I have to say that's one thing Britain can surely be proud of. It's head and shoulders ahead of most other European countries(with the possible exception of Scandinavia, but I wouldn't know) in terms of veggie-friendly culture, awereness, labelling and restaurants.

Sure, there's a very long way to go, without a doubt, but in Britain at least there is some sense of what constitutes animal abuse and animal protection.
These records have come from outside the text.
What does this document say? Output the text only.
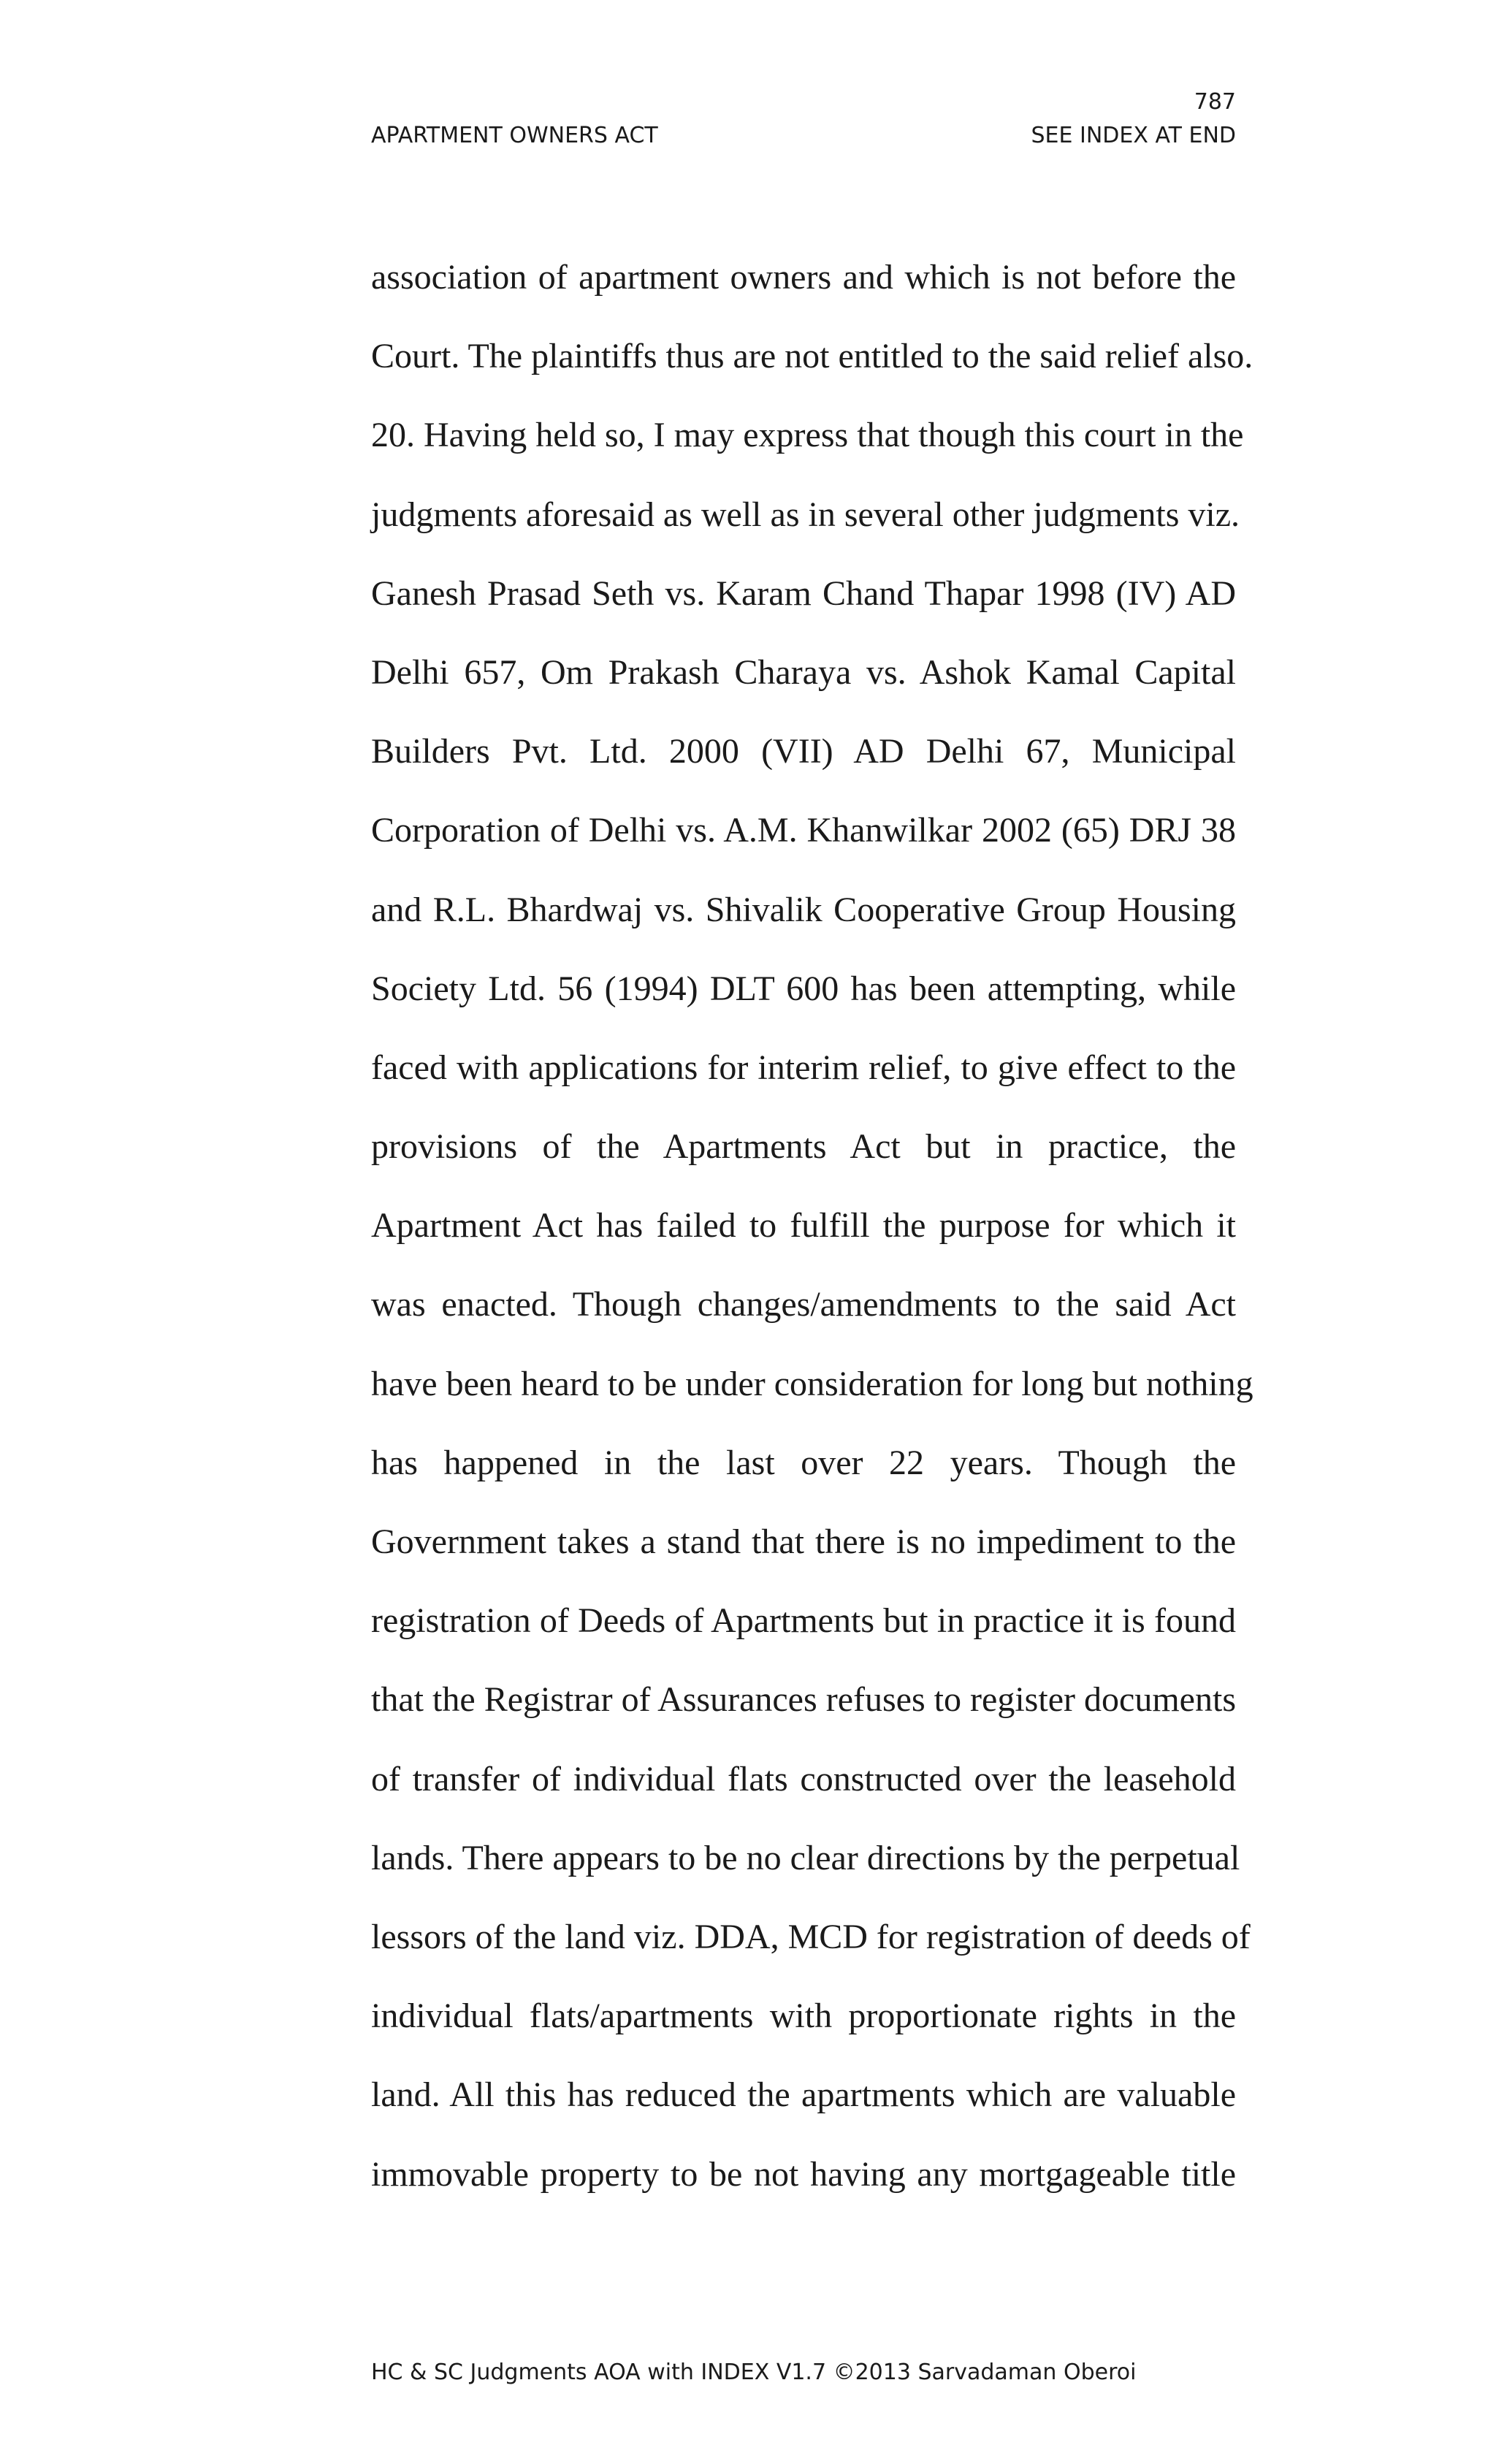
787
APARTMENT OWNERS ACT	SEE INDEX AT END
association of apartment owners and which is not before the
Court. The plaintiffs thus are not entitled to the said relief also.
20. Having held so, I may express that though this court in the
judgments aforesaid as well as in several other judgments viz.
Ganesh Prasad Seth vs. Karam Chand Thapar 1998 (IV) AD
Delhi 657, Om Prakash Charaya vs. Ashok Kamal Capital
Builders Pvt. Ltd. 2000 (VII) AD Delhi 67, Municipal
Corporation of Delhi vs. A.M. Khanwilkar 2002 (65) DRJ 38
and R.L. Bhardwaj vs. Shivalik Cooperative Group Housing
Society Ltd. 56 (1994) DLT 600 has been attempting, while
faced with applications for interim relief, to give effect to the
provisions of the Apartments Act but in practice, the
Apartment Act has failed to fulfill the purpose for which it
was enacted. Though changes/amendments to the said Act
have been heard to be under consideration for long but nothing
has happened in the last over 22 years. Though the
Government takes a stand that there is no impediment to the
registration of Deeds of Apartments but in practice it is found
that the Registrar of Assurances refuses to register documents
of transfer of individual flats constructed over the leasehold
lands. There appears to be no clear directions by the perpetual
lessors of the land viz. DDA, MCD for registration of deeds of
individual flats/apartments with proportionate rights in the
land. All this has reduced the apartments which are valuable
immovable property to be not having any mortgageable title
HC & SC Judgments AOA with INDEX V1.7 ©2013 Sarvadaman Oberoi
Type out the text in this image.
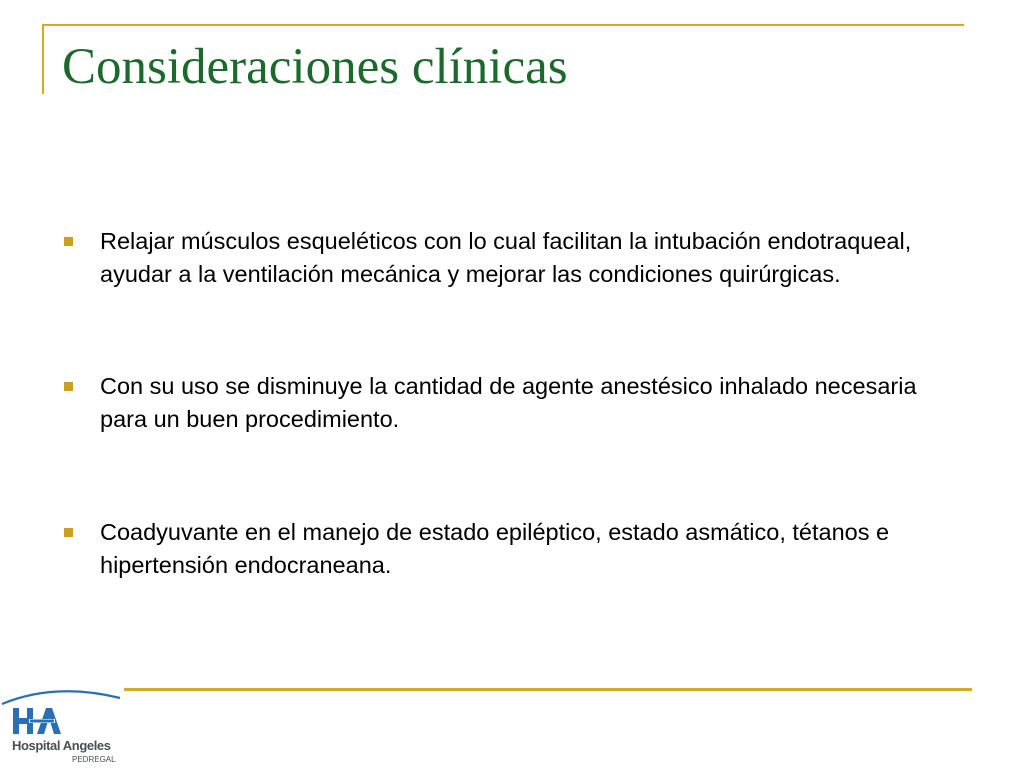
Consideraciones clínicas
Relajar músculos esqueléticos con lo cual facilitan la intubación endotraqueal, ayudar a la ventilación mecánica y mejorar las condiciones quirúrgicas.
Con su uso se disminuye la cantidad de agente anestésico inhalado necesaria para un buen procedimiento.
Coadyuvante en el manejo de estado epiléptico, estado asmático, tétanos e hipertensión endocraneana.
Hospital Angeles
PEDREGAL
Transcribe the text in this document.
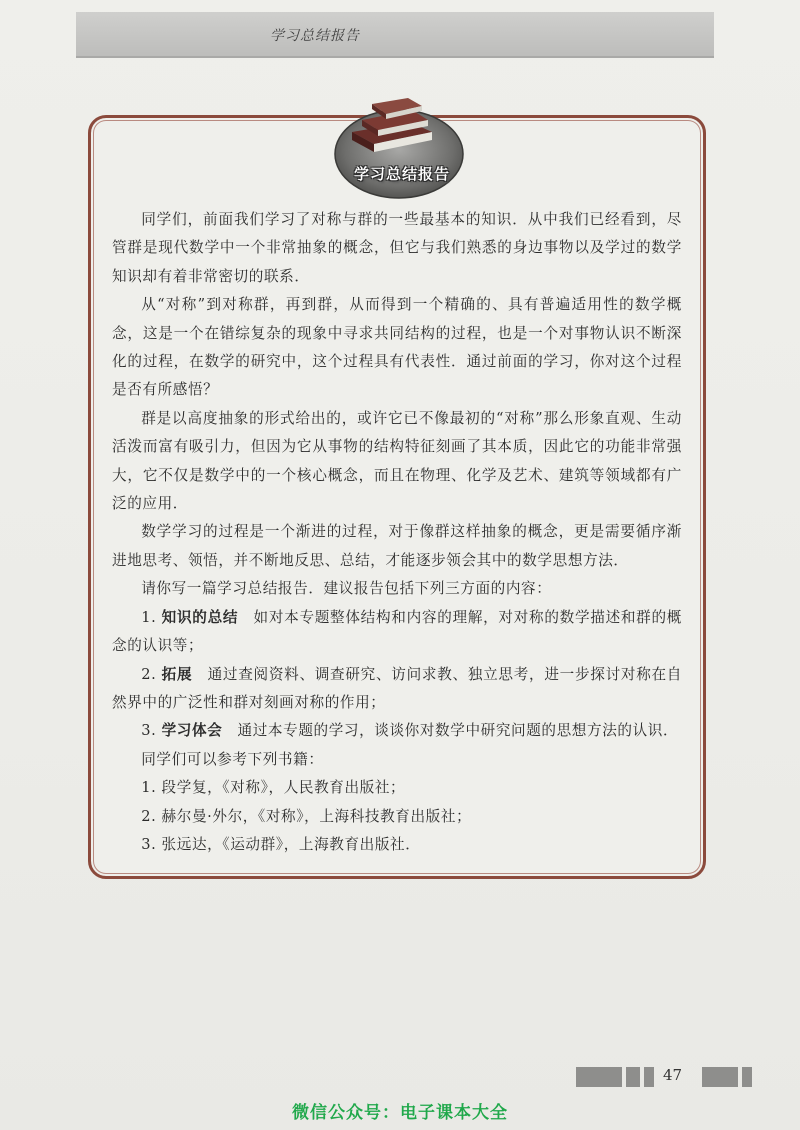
学习总结报告
学习总结报告

同学们，前面我们学习了对称与群的一些最基本的知识．从中我们已经看到，尽管群是现代数学中一个非常抽象的概念，但它与我们熟悉的身边事物以及学过的数学知识却有着非常密切的联系．

从“对称”到对称群，再到群，从而得到一个精确的、具有普遍适用性的数学概念，这是一个在错综复杂的现象中寻求共同结构的过程，也是一个对事物认识不断深化的过程，在数学的研究中，这个过程具有代表性．通过前面的学习，你对这个过程是否有所感悟？

群是以高度抽象的形式给出的，或许它已不像最初的“对称”那么形象直观、生动活泼而富有吸引力，但因为它从事物的结构特征刻画了其本质，因此它的功能非常强大，它不仅是数学中的一个核心概念，而且在物理、化学及艺术、建筑等领域都有广泛的应用．

数学学习的过程是一个渐进的过程，对于像群这样抽象的概念，更是需要循序渐进地思考、领悟，并不断地反思、总结，才能逐步领会其中的数学思想方法．

请你写一篇学习总结报告．建议报告包括下列三方面的内容：

1. 知识的总结　如对本专题整体结构和内容的理解，对对称的数学描述和群的概念的认识等；

2. 拓展　通过查阅资料、调查研究、访问求教、独立思考，进一步探讨对称在自然界中的广泛性和群对刻画对称的作用；

3. 学习体会　通过本专题的学习，谈谈你对数学中研究问题的思想方法的认识．

同学们可以参考下列书籍：

1. 段学复，《对称》，人民教育出版社；

2. 赫尔曼·外尔，《对称》，上海科技教育出版社；

3. 张远达，《运动群》，上海教育出版社．

47
微信公众号：电子课本大全
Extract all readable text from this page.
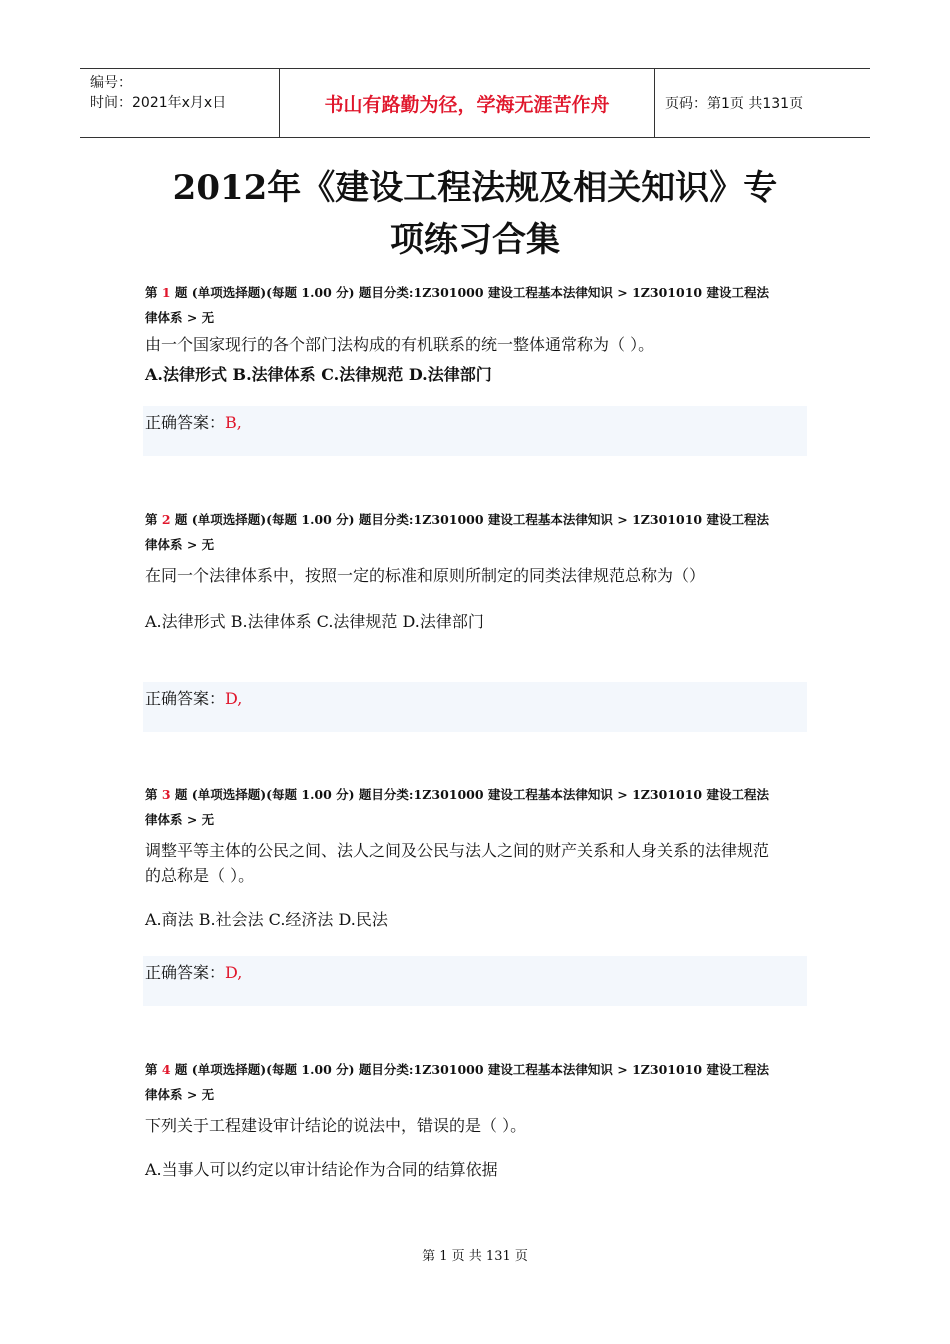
编号：
时间：2021年x月x日	书山有路勤为径，学海无涯苦作舟	页码：第1页 共131页
2012年《建设工程法规及相关知识》专
项练习合集
第 1 题 (单项选择题)(每题 1.00 分) 题目分类:1Z301000 建设工程基本法律知识 > 1Z301010 建设工程法
律体系 > 无
由一个国家现行的各个部门法构成的有机联系的统一整体通常称为（ ）。
A.法律形式 B.法律体系 C.法律规范 D.法律部门
正确答案：B,
第 2 题 (单项选择题)(每题 1.00 分) 题目分类:1Z301000 建设工程基本法律知识 > 1Z301010 建设工程法
律体系 > 无
在同一个法律体系中，按照一定的标准和原则所制定的同类法律规范总称为（）
A.法律形式 B.法律体系 C.法律规范 D.法律部门
正确答案：D,
第 3 题 (单项选择题)(每题 1.00 分) 题目分类:1Z301000 建设工程基本法律知识 > 1Z301010 建设工程法
律体系 > 无
调整平等主体的公民之间、法人之间及公民与法人之间的财产关系和人身关系的法律规范
的总称是（ ）。
A.商法 B.社会法 C.经济法 D.民法
正确答案：D,
第 4 题 (单项选择题)(每题 1.00 分) 题目分类:1Z301000 建设工程基本法律知识 > 1Z301010 建设工程法
律体系 > 无
下列关于工程建设审计结论的说法中，错误的是（ ）。
A.当事人可以约定以审计结论作为合同的结算依据
第 1 页 共 131 页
Some of the stuff I saw in southern Europe is unbelievable, from basic stuff like lack of an RSPCA equivalent to the complete absence of 'vegetarianism' as a conscious alternative, to the 'macho' points that eating giblets, brains and tongue still allegedly gives you... good god.

Helen Highwater said...

Reading Fast-Food Nation was what made me give up meat. I did know a bit about abattoirs from when my dad worked on a pig farm, but when you read about the full horror of what goes on... my god. :-O

Recently, there was news about conditions on a pig factory farm, where the mothers are forced to stand up and face a wall for months, and it made me so sad because I used to visit the pig farm and see a huge sty given over to each mother and her litter, and they would grunt away contentedly. Well, I assume they were content. It was a happy sound and one that makes me feel happy now, and sad when I see them dead and packaged up under clingfilm.

About pork gelatine - hilarious irony abounds in Marks & Spencer's "Pinky Pig" children's sweets range. Pink chewy pig-shaped sweeties made with... pork gelatine! How lovely!